Tuesday, November 20, 2012
Changing My Focus
Let's face it...the holidays can really suck, can't they?
As Thanksgiving approaches, I've been really focused on my attitude and perspective on life. This is the second Thanksgiving that my parents have been officially divorced and it's still difficult. I feel like no matter what I do, someone is left out. So I've started to dread the holidays. I sit around and focus on the things I don't have, namely my parents not being together. I don't focus on the fact that I have a wonderful husband, a new home or a job I love. All I think about is what I've lost.
It's hard not to focus on that though. After all, the holidays are about getting together with family. So when your family isn't what it used to be, it seems all-consuming. But here's the thing...my parents' divorce isn't all that's happened in my life over the past two years. I've experienced joy, accomplishments, happiness. So why is it so hard to focus on those feelings?
This year I'm making a promise to myself. I'm going to make a list reminding myself of the good things that have happened in the past year. Forget the fighting, the anger, the hurt, the tears. It doesn't mean they don't exist. It just means I'm choosing to remember the good.

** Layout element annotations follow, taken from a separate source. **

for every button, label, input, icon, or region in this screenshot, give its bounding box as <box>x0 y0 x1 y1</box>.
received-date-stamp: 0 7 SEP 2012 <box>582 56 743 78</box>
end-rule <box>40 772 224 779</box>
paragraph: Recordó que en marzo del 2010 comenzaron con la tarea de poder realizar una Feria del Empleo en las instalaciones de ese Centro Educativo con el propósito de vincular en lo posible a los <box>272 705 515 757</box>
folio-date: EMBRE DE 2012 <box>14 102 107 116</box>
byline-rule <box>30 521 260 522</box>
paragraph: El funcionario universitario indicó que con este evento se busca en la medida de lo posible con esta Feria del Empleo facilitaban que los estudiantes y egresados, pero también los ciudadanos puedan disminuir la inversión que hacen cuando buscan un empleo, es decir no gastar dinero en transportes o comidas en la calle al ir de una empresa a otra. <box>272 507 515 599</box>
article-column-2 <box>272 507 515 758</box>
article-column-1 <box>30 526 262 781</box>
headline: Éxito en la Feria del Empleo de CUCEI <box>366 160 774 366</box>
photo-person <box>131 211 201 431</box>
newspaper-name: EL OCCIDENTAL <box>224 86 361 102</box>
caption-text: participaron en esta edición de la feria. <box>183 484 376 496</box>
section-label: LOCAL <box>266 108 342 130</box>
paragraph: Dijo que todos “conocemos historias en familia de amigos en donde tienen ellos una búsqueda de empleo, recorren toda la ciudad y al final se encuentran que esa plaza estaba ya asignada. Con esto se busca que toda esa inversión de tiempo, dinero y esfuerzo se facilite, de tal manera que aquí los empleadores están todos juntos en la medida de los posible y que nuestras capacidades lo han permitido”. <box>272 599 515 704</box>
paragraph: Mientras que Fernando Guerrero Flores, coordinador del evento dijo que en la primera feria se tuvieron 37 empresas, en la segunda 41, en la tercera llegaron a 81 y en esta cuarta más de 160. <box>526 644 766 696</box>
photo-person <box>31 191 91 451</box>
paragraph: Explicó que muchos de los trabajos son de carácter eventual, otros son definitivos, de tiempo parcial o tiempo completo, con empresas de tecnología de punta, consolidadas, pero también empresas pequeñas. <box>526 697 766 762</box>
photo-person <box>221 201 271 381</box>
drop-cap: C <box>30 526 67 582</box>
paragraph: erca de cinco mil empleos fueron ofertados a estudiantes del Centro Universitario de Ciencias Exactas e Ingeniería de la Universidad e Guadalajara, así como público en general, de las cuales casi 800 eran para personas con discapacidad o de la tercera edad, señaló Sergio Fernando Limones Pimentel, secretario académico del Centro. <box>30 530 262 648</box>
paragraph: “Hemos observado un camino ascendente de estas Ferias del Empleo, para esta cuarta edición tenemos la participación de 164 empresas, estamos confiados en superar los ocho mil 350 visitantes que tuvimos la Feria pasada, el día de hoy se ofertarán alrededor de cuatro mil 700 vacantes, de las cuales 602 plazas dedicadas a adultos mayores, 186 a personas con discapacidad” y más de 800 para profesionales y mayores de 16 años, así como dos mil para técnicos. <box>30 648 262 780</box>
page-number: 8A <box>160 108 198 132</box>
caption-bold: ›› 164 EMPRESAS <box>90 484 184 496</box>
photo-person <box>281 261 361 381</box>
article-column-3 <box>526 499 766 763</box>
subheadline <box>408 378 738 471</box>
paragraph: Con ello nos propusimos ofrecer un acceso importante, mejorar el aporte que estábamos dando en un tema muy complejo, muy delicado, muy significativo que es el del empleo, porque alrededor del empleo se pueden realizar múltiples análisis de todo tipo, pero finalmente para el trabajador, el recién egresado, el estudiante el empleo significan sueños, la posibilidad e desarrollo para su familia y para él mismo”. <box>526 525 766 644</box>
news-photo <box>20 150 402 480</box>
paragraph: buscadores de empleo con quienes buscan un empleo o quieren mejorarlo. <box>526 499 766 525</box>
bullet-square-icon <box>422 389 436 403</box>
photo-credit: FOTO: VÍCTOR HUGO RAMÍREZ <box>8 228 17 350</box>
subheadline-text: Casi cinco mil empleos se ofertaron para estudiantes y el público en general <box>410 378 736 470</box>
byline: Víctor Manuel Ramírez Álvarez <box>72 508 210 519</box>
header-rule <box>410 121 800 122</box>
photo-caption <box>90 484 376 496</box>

The things that make life worth living. Because if I don't focus on those things, then what good is celebrating the holidays? What good is living life? I owe it to my husband, my family and my friends to be happy during this holiday season. But above all, I owe it to myself.
I hope you all can find the strength to be happy this Thanksgiving. To allow yourself to laugh. To overindulge (that's the best part, right?). To focus on the moment and enjoy every second. Because we deserve to. Because, despite everything that's happened, life must go on. And we need to allow ourselves to live it.